Sunday, March 9, 2014

Where are the oil wells of Southern California?

A sight that had never seen in Minnesota when I was growing up was an oil well. I recall seeing pictures of oil wells in Texas and Oklahoma that looked a lot like the windmills over water wells.

When my parents moved us to California, we settled in Orange County in Southern California. The first oil wells I saw were the oil wells off the coast south of Santa Barbara near Summerland as my father drove us north to visit his sisters and parents.

I mostly noticed them when we were driving south at night after a visit with my dad's sisters and parents. It looked like a city on the ocean, all lit up. As it turned out, the city that I thought was on an island was a series of oil platforms that were not connected to each other.

The oil wells on the "island" looked like the pictures of oil derricks that I saw as a kid.

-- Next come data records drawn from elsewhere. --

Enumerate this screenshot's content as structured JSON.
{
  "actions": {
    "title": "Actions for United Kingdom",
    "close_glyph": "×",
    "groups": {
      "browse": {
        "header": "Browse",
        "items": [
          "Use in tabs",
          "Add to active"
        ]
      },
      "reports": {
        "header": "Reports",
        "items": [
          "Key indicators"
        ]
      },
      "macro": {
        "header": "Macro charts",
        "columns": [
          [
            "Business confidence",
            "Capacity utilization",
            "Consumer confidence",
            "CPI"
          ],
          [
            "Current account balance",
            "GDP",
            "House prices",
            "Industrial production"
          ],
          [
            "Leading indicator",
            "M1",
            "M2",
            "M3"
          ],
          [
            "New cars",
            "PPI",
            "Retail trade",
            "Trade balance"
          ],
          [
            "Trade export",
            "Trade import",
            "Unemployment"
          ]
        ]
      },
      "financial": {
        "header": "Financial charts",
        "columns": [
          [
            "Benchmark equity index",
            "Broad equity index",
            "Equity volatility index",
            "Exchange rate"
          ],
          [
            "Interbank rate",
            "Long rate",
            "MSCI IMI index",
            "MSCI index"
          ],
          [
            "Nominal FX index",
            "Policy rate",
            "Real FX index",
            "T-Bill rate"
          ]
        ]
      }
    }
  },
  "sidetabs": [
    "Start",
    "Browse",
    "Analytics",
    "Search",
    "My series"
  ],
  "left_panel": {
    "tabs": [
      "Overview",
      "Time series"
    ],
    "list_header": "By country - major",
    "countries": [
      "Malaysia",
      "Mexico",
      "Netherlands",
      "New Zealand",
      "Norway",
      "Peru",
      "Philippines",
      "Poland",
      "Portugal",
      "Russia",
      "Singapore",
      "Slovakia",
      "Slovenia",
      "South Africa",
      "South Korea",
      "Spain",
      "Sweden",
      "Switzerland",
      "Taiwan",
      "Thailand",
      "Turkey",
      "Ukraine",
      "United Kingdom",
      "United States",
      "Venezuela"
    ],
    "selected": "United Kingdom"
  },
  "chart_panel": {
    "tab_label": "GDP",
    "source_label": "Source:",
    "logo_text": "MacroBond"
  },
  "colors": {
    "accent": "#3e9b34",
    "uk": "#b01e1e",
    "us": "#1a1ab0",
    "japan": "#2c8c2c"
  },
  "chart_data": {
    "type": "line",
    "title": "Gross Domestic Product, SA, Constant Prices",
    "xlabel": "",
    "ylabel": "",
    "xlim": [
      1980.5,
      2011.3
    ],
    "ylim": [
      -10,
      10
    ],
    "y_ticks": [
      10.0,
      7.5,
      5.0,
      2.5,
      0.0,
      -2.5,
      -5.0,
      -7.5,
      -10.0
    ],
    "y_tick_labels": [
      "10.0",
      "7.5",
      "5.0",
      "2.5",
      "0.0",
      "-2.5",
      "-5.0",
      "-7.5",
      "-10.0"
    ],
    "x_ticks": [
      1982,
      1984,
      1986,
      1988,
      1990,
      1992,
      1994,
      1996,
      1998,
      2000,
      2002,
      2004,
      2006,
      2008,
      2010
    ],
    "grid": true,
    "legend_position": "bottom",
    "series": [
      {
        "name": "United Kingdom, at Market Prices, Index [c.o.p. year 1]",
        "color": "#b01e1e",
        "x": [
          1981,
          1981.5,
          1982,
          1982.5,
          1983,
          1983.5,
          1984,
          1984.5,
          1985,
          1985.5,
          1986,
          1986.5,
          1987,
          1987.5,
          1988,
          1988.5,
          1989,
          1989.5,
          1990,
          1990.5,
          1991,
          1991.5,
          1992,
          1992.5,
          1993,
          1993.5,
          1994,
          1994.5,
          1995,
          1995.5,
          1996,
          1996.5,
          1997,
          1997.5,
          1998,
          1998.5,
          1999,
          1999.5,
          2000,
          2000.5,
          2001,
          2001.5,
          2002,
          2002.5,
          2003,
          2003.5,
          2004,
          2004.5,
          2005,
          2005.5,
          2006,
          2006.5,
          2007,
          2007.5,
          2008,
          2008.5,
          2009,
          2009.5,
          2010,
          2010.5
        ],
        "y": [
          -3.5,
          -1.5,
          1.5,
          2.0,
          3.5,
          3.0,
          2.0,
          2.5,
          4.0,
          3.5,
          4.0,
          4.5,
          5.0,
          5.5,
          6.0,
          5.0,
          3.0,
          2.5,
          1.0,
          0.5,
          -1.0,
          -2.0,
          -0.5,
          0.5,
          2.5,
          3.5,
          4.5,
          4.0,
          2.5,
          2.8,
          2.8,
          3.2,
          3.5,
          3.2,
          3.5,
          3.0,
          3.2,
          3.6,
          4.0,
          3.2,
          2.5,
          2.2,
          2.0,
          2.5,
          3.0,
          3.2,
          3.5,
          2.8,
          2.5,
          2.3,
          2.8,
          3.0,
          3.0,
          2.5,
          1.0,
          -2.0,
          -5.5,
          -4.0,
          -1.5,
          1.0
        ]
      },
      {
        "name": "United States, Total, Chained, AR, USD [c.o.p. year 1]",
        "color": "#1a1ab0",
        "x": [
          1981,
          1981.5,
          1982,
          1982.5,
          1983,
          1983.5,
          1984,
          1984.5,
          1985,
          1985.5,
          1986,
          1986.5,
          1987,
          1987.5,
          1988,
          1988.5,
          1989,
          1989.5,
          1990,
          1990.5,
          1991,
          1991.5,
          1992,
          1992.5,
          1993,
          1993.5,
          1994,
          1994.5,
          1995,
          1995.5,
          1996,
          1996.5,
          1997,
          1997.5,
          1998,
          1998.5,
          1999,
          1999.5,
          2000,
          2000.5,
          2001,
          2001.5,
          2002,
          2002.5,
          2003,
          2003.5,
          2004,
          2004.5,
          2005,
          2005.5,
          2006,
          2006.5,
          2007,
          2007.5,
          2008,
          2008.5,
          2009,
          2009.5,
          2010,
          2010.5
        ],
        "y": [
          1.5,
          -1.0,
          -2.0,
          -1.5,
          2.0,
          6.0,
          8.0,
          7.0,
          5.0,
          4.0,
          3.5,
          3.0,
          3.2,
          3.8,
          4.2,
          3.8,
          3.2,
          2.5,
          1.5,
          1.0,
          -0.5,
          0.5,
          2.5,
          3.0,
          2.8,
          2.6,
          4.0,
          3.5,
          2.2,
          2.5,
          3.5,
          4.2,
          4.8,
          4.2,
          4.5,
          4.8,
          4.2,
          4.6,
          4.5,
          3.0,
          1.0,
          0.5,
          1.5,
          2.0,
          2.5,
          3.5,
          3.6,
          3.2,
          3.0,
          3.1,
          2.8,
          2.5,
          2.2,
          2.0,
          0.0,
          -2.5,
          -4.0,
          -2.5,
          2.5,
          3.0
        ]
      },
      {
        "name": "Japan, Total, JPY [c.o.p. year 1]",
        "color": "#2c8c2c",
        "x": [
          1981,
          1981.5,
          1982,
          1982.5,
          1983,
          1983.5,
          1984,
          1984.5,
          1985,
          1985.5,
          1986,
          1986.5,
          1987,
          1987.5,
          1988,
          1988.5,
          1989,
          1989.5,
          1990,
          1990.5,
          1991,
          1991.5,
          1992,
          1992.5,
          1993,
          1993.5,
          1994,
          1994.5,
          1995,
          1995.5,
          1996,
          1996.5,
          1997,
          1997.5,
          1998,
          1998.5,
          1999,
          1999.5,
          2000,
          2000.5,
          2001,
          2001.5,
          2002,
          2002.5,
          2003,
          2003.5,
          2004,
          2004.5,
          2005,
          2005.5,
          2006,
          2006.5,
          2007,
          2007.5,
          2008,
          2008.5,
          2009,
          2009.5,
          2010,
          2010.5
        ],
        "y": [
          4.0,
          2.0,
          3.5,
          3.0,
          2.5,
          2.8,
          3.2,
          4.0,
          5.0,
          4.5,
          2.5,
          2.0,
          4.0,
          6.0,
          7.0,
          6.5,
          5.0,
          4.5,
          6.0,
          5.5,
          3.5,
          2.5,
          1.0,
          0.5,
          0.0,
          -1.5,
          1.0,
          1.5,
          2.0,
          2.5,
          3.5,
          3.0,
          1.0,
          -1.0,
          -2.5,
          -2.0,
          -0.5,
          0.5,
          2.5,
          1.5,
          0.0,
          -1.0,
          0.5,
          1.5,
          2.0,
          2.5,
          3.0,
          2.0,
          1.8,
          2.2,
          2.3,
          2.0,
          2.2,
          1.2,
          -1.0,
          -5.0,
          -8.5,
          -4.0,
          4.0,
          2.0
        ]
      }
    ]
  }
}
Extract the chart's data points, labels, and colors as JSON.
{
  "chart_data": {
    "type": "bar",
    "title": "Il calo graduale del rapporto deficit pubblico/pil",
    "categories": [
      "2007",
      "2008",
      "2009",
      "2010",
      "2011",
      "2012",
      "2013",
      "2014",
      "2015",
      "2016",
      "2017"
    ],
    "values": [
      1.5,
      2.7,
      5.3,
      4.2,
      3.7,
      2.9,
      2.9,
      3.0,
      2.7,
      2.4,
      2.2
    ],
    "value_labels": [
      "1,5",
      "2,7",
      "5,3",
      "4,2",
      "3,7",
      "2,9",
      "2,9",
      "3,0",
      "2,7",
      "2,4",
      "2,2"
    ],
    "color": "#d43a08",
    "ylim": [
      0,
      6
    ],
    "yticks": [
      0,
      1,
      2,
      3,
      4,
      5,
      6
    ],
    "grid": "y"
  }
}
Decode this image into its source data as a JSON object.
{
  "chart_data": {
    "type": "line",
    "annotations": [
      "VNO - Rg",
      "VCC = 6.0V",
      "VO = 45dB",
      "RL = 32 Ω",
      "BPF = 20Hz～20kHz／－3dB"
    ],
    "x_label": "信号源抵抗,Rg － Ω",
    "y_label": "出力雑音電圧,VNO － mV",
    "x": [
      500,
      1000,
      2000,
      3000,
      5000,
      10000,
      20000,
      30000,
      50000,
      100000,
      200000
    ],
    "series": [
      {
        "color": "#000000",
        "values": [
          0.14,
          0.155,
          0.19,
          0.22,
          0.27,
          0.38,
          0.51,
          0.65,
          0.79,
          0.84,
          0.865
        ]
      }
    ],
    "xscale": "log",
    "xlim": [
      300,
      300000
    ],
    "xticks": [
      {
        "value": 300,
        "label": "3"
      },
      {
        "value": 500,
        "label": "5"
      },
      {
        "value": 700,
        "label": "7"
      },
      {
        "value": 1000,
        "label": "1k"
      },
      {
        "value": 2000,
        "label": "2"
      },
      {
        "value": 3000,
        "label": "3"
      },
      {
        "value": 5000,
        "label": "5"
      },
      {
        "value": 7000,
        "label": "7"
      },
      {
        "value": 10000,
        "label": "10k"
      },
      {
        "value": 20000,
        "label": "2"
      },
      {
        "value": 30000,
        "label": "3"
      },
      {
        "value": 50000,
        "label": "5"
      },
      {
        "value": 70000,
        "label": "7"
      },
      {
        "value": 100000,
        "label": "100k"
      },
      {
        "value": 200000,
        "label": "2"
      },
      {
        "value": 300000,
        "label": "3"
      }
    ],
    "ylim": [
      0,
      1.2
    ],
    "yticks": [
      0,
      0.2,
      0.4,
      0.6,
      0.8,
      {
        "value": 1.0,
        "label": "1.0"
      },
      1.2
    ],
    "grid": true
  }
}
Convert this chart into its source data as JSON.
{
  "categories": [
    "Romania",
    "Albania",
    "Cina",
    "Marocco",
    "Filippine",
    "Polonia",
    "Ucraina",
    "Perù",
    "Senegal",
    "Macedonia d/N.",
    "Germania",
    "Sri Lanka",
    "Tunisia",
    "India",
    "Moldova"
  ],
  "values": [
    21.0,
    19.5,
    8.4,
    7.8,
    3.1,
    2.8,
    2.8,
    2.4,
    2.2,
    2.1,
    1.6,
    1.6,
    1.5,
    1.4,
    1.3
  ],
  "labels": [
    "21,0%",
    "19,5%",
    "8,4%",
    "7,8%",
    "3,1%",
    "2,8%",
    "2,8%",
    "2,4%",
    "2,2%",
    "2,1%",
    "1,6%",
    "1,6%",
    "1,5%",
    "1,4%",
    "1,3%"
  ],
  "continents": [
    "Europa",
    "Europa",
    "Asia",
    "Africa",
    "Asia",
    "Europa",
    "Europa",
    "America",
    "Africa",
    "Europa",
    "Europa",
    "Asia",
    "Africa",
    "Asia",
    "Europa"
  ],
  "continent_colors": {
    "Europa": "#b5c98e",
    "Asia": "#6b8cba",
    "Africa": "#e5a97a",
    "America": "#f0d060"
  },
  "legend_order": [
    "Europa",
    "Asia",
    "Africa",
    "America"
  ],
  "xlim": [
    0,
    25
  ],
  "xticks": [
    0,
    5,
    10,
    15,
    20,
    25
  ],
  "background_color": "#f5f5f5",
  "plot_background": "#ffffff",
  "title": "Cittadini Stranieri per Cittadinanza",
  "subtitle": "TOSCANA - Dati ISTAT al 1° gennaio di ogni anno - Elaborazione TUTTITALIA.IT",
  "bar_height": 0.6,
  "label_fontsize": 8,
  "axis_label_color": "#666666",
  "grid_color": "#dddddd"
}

A few years later I got my driver's license and had a former classmate who was living near Long Beach, California. On one trip to visit her, I had a chance to see the oil wells on Signal Hill. The oil in these wells was being extracted by a pump that resembled a grasshopper, like the image I found below.

 
 
Occasionally I saw one with eyes painted on the head. After my in-laws moved to Carmel, Charley and I would drive up California 101 to visit and along the route, I saw many of the grasshopper oil wells especially near Paso Robles.
 
There was even an oil well on the campus of Beverly Hills High School. I drove by it often and could see it from my doctor's office in Century City, California. Unlike the other oil wells I saw in Southern California, this was camouflaged.
 
 
I don't know when it happened but the oil wells that dotted the landscape along Highway 1, Highway 101 and Interstate 405 began to disappear from view.
 
The oil fields are ugly but I sort of miss the grasshopper pumps with eyes. These pumps have a name, pumpjack.